Junior Thurman

No. 33, 2
- Position: Defensive back

Personal information
- Born: September 8, 1964 (age 61) Santa Monica, California, U.S.
- Listed height: 6 ft 0 in (1.83 m)
- Listed weight: 185 lb (84 kg)

Career information
- High school: Santa Monica
- College: USC
- NFL draft: 1987: undrafted

Career history
- New Orleans Saints (1987); Phoenix Cardinals (1988)*; Calgary Stampeders (1989–1994); Birmingham Barracudas (1995);
- * Offseason and/or practice squad member only

Awards and highlights
- Grey Cup champion (1992);

Career NFL statistics
- Games played: 3
- Stats at Pro Football Reference

Career CFL statistics
- Tackles: 309
- Interceptions: 15
- Sacks: 1
- Touchdowns: 4

= Junior Thurman =

American football player (born 1964)

Ulyses Thurman Jr. (born September 8, 1964) is an American former professional football player who was a defensive back in the National Football League (NFL) and Canadian Football League (CFL).
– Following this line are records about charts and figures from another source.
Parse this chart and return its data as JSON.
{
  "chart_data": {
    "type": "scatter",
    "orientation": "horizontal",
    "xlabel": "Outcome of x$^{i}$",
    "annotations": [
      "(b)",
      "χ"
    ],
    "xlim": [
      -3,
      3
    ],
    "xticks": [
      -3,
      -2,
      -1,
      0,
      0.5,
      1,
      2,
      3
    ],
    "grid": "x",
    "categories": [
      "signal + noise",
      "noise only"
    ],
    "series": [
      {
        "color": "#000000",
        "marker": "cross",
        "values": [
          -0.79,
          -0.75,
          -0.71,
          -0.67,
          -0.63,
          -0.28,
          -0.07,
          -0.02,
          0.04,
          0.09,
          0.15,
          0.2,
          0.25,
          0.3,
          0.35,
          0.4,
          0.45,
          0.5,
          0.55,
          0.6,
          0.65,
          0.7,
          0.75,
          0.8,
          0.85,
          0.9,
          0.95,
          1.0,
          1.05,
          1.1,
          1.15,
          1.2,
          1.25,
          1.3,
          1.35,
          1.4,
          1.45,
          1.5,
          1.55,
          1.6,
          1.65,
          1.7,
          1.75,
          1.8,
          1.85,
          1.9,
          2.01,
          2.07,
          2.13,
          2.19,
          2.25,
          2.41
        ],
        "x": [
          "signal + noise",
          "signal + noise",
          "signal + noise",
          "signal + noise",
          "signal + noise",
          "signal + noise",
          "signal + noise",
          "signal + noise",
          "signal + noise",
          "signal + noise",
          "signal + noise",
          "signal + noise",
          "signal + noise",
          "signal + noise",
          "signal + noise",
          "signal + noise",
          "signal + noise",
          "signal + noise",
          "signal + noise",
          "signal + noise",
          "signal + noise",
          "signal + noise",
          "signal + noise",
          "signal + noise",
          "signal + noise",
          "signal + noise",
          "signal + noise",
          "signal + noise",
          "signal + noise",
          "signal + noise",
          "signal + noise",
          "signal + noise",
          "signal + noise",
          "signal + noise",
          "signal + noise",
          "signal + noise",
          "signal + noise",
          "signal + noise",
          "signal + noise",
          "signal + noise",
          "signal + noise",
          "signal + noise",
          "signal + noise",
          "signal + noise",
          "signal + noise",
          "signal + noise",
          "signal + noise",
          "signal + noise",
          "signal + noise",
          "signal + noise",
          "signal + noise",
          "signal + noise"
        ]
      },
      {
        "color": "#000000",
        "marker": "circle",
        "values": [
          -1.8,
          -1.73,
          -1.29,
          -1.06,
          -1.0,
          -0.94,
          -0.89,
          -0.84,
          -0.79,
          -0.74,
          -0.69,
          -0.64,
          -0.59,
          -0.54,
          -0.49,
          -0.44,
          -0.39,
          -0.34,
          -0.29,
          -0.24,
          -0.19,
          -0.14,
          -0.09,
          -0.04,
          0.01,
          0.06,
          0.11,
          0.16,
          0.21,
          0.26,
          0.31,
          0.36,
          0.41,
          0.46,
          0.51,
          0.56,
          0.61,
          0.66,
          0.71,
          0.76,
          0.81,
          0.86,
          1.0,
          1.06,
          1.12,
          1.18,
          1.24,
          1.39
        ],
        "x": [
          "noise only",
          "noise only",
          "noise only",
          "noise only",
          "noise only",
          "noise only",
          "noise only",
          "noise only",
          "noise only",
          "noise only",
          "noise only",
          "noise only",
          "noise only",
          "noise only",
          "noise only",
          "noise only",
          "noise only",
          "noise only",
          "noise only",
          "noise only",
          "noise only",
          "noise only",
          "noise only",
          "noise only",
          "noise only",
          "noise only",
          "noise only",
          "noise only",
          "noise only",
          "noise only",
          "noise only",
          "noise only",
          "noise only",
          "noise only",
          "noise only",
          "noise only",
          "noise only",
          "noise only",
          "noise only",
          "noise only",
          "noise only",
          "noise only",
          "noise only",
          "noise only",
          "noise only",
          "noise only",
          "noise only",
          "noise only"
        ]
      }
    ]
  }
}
He played for the New Orleans Saints of the NFL and the Calgary Stampeders and Birmingham Barracudas of the CFL. Thurman played college football for the USC Trojans. Thurman was selected as one of 75 greatest players in Calgary Stampeder franchise history(CFL) on August 31, 2021. He was a Western All-Star and Canadian All-Pro in both 1991 and 1992. He also helped the Stampeders win the Grey Cup Championship in 1992. Thurman was forced to retire after the 1995 season because of a knee injury.

His brother, Dennis Thurman, played in the NFL and has served as the defensive coordinator for the New York Jets and Buffalo Bills. Dennis is currently the defensive coordinator at Jackson State University.